Is this for security or just a marker?

+1  A: 

The message is padded so that the length is divisible by 512. Remember that it is the bit representation of the message for which the hash is being calculated. And since the message needs to be broken into 512-bit chunks, extra bits are added as padding. Check the Algorithm section on the Wiki for more details.

Gangadhar
Yes, I know this, but what if it's already 512-64 bits long? you have the message length added in the 64 and it is now divisible by 512. But instead of using this, you still have to pad an extra 512 bits in the middle. What is the purpose of padding when it is already divisible by 512 without padding?
pclem12
If I understood what you said right, what you are saying is that in case the message is (512-64) bits long why should there be any padding added ? The next 64 bits will be the length of the message represented as a 64-bit integer, so why add padding. Am I right in understanding your question? If so, are you referring to any implementation when you say that an extra 512 bits are being added in the middle?
Gangadhar
sorry for not responding quickly...got busy, but yes that is what I wanted and Thomas Pornin answered it below
pclem12
+1  A: 

The padding procedure must not create collisions. If you have a message m it is padded into pm, which has a length multiple of 512. Now imagine pm as a message m' in itself, i.e. the padding bits already added as if they were part of the message. If padding just keeps m' unchanged, as you suggest, then m and m' would yield the same hash value, even though they are distinct messages. That would be a collision, also known as "not good at all".

Generally speaking, the padding procedure must be such that it could potentially be unambiguously removed: you must be able to look at a padded message, and decide without hesitation which bits are from the message itself, and which were added as padding. Nothing in the course of the hash function actually removes the padding, but it must be conceptually feasible. This is kind of mathematically impossible if messages of length multiple of 512 are "padded" by adding no bit at all.

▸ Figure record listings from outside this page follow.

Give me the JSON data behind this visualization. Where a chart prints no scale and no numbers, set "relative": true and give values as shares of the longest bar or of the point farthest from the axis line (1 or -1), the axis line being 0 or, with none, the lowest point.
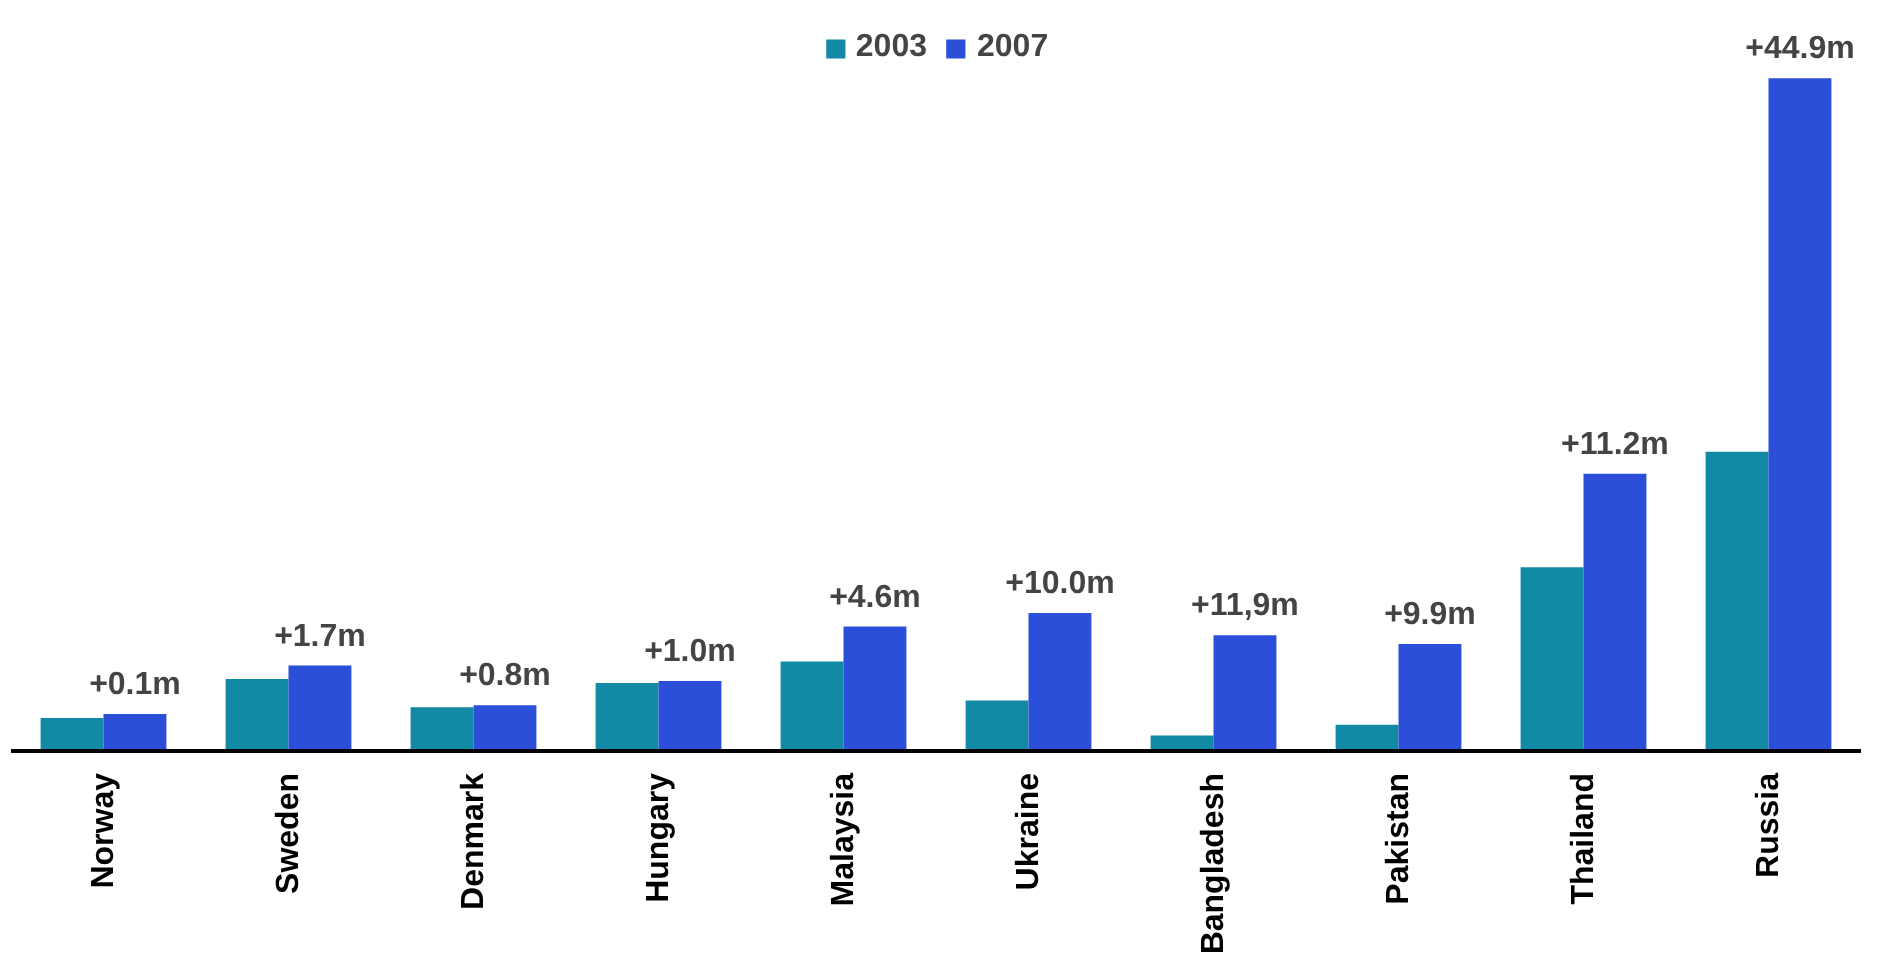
{
  "chart_data": {
    "type": "bar",
    "relative": true,
    "legend": "top",
    "grid": false,
    "categories": [
      "Norway",
      "Sweden",
      "Denmark",
      "Hungary",
      "Malaysia",
      "Ukraine",
      "Bangladesh",
      "Pakistan",
      "Thailand",
      "Russia"
    ],
    "series": [
      {
        "name": "2003",
        "color": "#128aa6",
        "values": [
          0.049,
          0.107,
          0.065,
          0.101,
          0.133,
          0.075,
          0.023,
          0.039,
          0.273,
          0.445
        ]
      },
      {
        "name": "2007",
        "color": "#2b4fd8",
        "values": [
          0.055,
          0.127,
          0.068,
          0.104,
          0.185,
          0.205,
          0.172,
          0.159,
          0.412,
          1.0
        ]
      }
    ],
    "annotations": [
      {
        "text": "+0.1m",
        "x": "Norway",
        "y": 0.055
      },
      {
        "text": "+1.7m",
        "x": "Sweden",
        "y": 0.127
      },
      {
        "text": "+0.8m",
        "x": "Denmark",
        "y": 0.068
      },
      {
        "text": "+1.0m",
        "x": "Hungary",
        "y": 0.104
      },
      {
        "text": "+4.6m",
        "x": "Malaysia",
        "y": 0.185
      },
      {
        "text": "+10.0m",
        "x": "Ukraine",
        "y": 0.205
      },
      {
        "text": "+11,9m",
        "x": "Bangladesh",
        "y": 0.172
      },
      {
        "text": "+9.9m",
        "x": "Pakistan",
        "y": 0.159
      },
      {
        "text": "+11.2m",
        "x": "Thailand",
        "y": 0.412
      },
      {
        "text": "+44.9m",
        "x": "Russia",
        "y": 1.0
      }
    ]
  }
}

The above is generic to all hash functions. MD5 and a few functions of the same general family (including SHA-1, SHA-256...), using the Merkle-Damgård construction, also need the input data length to be encoded in the padding (this is necessary to achieve some security proofs). In MD5, the length is encoded as a 64-bit number. With the '1' bit, there are at least 65 padding bits for any message (and at most 511).

Thomas Pornin
Thank you very much. This is the answer I was looking for
pclem12